Over a year later, that () bit of data everywhere was driving me nuts. I started refactoring the Length module to remove it.

First, I introduced three newtypes to wrap Length, and indicate their direction at the same time:

pub struct LengthHorizontal(Length);
pub struct LengthVertical(Length);
pub struct LengthBoth(Length);

This was done with a macro because now each wrapper type needed to know the relevant LengthDir.

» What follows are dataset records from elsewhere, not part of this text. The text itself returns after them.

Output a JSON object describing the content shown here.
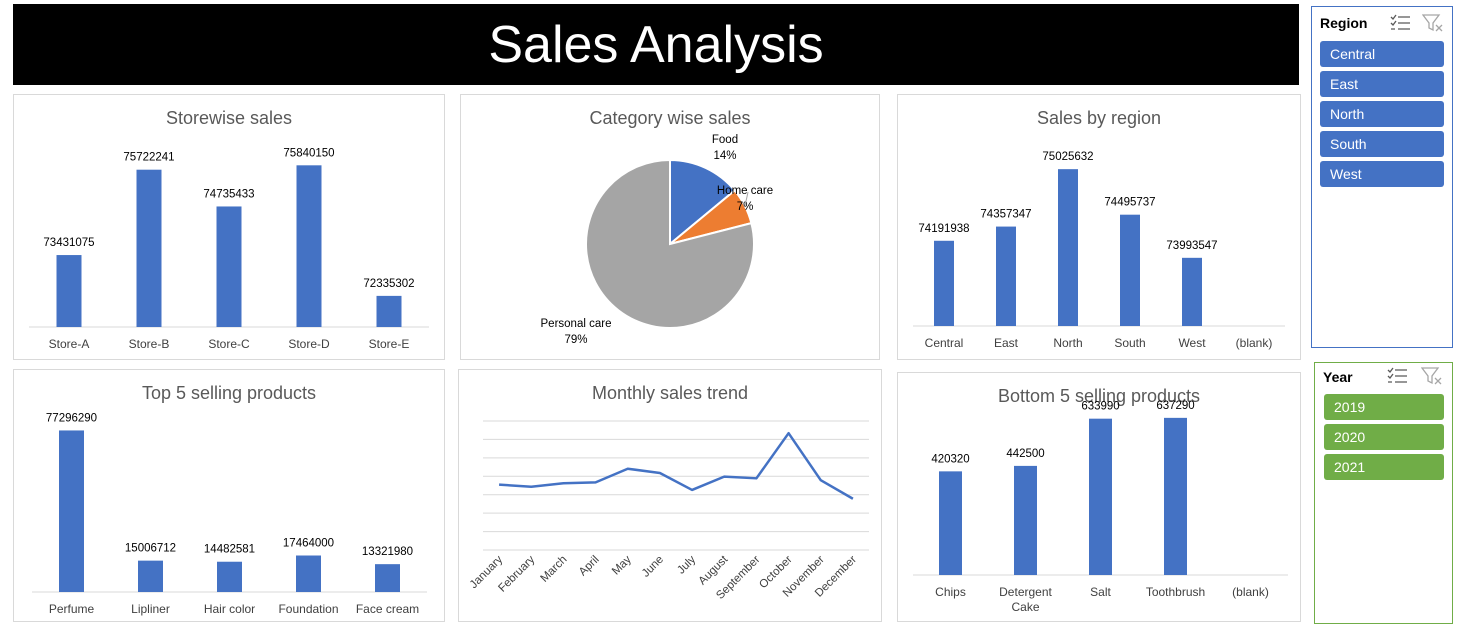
{
  "page": {
    "title": "Sales Analysis"
  },
  "colors": {
    "bar": "#4472c4",
    "food": "#4472c4",
    "home_care": "#ed7d31",
    "personal_care": "#a5a5a5",
    "region_slicer": "#4472c4",
    "year_slicer": "#70ad47"
  },
  "slicers": {
    "region": {
      "title": "Region",
      "items": [
        "Central",
        "East",
        "North",
        "South",
        "West"
      ],
      "icons": [
        "multi-select-icon",
        "clear-filter-icon"
      ]
    },
    "year": {
      "title": "Year",
      "items": [
        "2019",
        "2020",
        "2021"
      ],
      "icons": [
        "multi-select-icon",
        "clear-filter-icon"
      ]
    }
  },
  "chart_data": [
    {
      "id": "storewise",
      "type": "bar",
      "title": "Storewise sales",
      "categories": [
        "Store-A",
        "Store-B",
        "Store-C",
        "Store-D",
        "Store-E"
      ],
      "values": [
        73431075,
        75722241,
        74735433,
        75840150,
        72335302
      ],
      "ylim": [
        71500000,
        76600000
      ],
      "data_labels": true
    },
    {
      "id": "category",
      "type": "pie",
      "title": "Category wise sales",
      "slices": [
        {
          "label": "Food",
          "pct_label": "14%",
          "value": 14
        },
        {
          "label": "Home care",
          "pct_label": "7%",
          "value": 7
        },
        {
          "label": "Personal care",
          "pct_label": "79%",
          "value": 79
        }
      ]
    },
    {
      "id": "region",
      "type": "bar",
      "title": "Sales by region",
      "categories": [
        "Central",
        "East",
        "North",
        "South",
        "West",
        "(blank)"
      ],
      "values": [
        74191938,
        74357347,
        75025632,
        74495737,
        73993547,
        null
      ],
      "ylim": [
        73200000,
        75400000
      ],
      "data_labels": true
    },
    {
      "id": "top5",
      "type": "bar",
      "title": "Top 5 selling products",
      "categories": [
        "Perfume",
        "Lipliner",
        "Hair color",
        "Foundation",
        "Face cream"
      ],
      "values": [
        77296290,
        15006712,
        14482581,
        17464000,
        13321980
      ],
      "ylim": [
        0,
        100000000
      ],
      "data_labels": true
    },
    {
      "id": "monthly",
      "type": "line",
      "title": "Monthly sales trend",
      "categories": [
        "January",
        "February",
        "March",
        "April",
        "May",
        "June",
        "July",
        "August",
        "September",
        "October",
        "November",
        "December"
      ],
      "values": [
        35.5,
        34.3,
        36.2,
        36.7,
        44.1,
        41.8,
        32.6,
        39.8,
        38.9,
        63.4,
        37.9,
        27.8
      ],
      "ylim": [
        0,
        70
      ],
      "grid": true
    },
    {
      "id": "bottom5",
      "type": "bar",
      "title": "Bottom 5 selling products",
      "categories": [
        "Chips",
        "Detergent Cake",
        "Salt",
        "Toothbrush",
        "(blank)"
      ],
      "values": [
        420320,
        442500,
        633990,
        637290,
        null
      ],
      "ylim": [
        0,
        730000
      ],
      "data_labels": true
    }
  ]
}
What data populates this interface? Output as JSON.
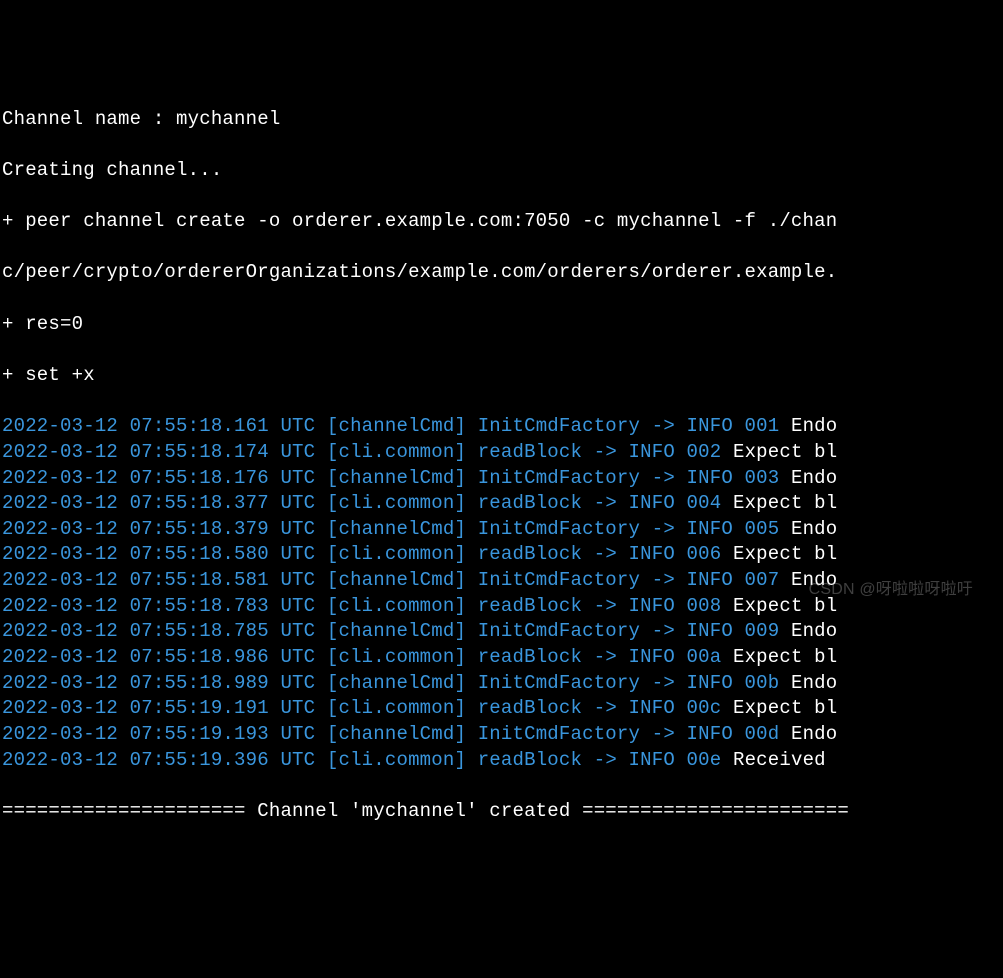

Now, for example, the declaration for the <circle> element looked like this:

pub struct NodeCircle {
    cx: Cell<LengthHorizontal>,
    cy: Cell<LengthVertical>,
    r: Cell<LengthBoth>,
}

(Ignore the Cell everywhere; we got rid of that later.)

Removing the `dir` field

Since now the information about the length's direction is embodied in the LengthHorizontal/LengthVertical/LengthBoth types, this made it possible to remove the dir field from the inner Length struct.

 pub struct RsvgLength {
     length: f64,
     unit: LengthUnit,
-    dir: LengthDir
 }

+pub struct LengthHorizontal(Length);
+pub struct LengthVertical(Length);
+pub struct LengthBoth(Length);
+
+define_length_type!(LengthHorizontal, LengthDir::Horizontal);
+define_length_type!(LengthVertical, LengthDir::Vertical);
+define_length_type!(LengthBoth, LengthDir::Both);

Note the use of a define_length_type! macro to generate code for those three newtypes.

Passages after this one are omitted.